Some local authorities still delegate funding on the basis of school action and school action plus, however stupid that may seem, as I tell them. The number of children who are at school action or school action plus or defined as having SEN depends on so many different contextual issues in different places.
That brings us to the comments about who gets a statement and who does not. In defence of my former colleagues, I have never dealt with services that do not want to do a good job or want to prevent children from getting the support that they need. However, they are rationed services and they have to prioritise. No matter how much money the previous Government and the Government before them put into the more severe and complex end of SEN, which is growing, it inevitably drifted off to the less severe end. That is why there is a problem of children with statements who should not have them, and others who need them but do not get them. I hope that the Government can resolve it, but previous Governments have not been able to do so. One can put as much money as one likes into the hard end of SEN, it will inevitably drift off to the mild end of the spectrum.
As the Chair of the Select Committee rightly pointed out, low incidence SEN is exactly that—SEN that occurs rarely. It is sometimes called, “low incidence; high need; high cost.” Low incidence SEN services are generally classified as services for deaf and hearing impaired children and for blind or partially sighted children. Autistic spectrum disorder is not classified as low incidence SEN. It was in the past, but it is the fastest growing SEN. What will happen to autism services? If the provision is not defined, services for children with autism may be delegated.

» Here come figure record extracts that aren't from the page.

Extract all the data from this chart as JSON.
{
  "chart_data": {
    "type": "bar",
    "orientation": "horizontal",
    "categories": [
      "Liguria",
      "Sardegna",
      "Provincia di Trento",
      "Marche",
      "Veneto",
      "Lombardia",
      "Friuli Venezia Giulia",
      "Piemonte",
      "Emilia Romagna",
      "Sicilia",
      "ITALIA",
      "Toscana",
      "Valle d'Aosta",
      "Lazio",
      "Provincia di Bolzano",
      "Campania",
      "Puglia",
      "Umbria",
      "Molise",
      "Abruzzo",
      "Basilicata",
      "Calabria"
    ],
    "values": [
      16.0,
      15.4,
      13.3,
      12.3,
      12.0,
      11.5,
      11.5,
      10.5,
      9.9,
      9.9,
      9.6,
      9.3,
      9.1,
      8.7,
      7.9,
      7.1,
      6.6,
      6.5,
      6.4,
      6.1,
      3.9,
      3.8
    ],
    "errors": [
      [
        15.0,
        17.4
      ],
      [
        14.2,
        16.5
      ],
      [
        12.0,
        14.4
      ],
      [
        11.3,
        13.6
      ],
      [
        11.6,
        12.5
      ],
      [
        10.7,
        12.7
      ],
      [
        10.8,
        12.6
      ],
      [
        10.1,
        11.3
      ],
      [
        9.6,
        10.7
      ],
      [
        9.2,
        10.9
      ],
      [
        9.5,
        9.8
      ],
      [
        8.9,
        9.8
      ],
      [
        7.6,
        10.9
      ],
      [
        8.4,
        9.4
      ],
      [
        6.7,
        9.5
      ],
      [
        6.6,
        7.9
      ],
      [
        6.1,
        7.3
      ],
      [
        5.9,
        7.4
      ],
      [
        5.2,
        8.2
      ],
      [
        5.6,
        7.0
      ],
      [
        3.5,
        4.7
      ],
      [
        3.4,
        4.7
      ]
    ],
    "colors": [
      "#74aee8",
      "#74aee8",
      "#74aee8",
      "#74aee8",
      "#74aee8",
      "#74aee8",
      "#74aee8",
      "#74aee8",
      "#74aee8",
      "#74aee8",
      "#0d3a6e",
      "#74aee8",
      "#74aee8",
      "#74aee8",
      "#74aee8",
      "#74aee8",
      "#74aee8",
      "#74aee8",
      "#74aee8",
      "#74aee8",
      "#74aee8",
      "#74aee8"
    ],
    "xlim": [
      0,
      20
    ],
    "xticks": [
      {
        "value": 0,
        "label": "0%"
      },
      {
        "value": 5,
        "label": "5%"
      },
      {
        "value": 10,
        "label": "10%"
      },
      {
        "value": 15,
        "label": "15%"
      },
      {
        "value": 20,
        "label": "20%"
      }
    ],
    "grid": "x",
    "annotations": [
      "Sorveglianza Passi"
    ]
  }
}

I am listening with great interest to my hon. Friend’s extremely well-thought-out speech, which clearly shows her vast knowledge. Does she recognise the situation that I came across in one of my surgeries at the end of last week? A family came to see me about their 18-year-old son, who is now, sadly, in the criminal justice system. It took until he was 14 before he was diagnosed with autism—far too late for the proper interventions to be made. He is now 18 and in the criminal justice system.
Sadly, that happens far too often. Unfortunately, when children are diagnosed with ASD or attention deficit hyperactivity disorder, whether they are put through the behaviour system or the autism system greatly depends on family background and the clinical specialist they see.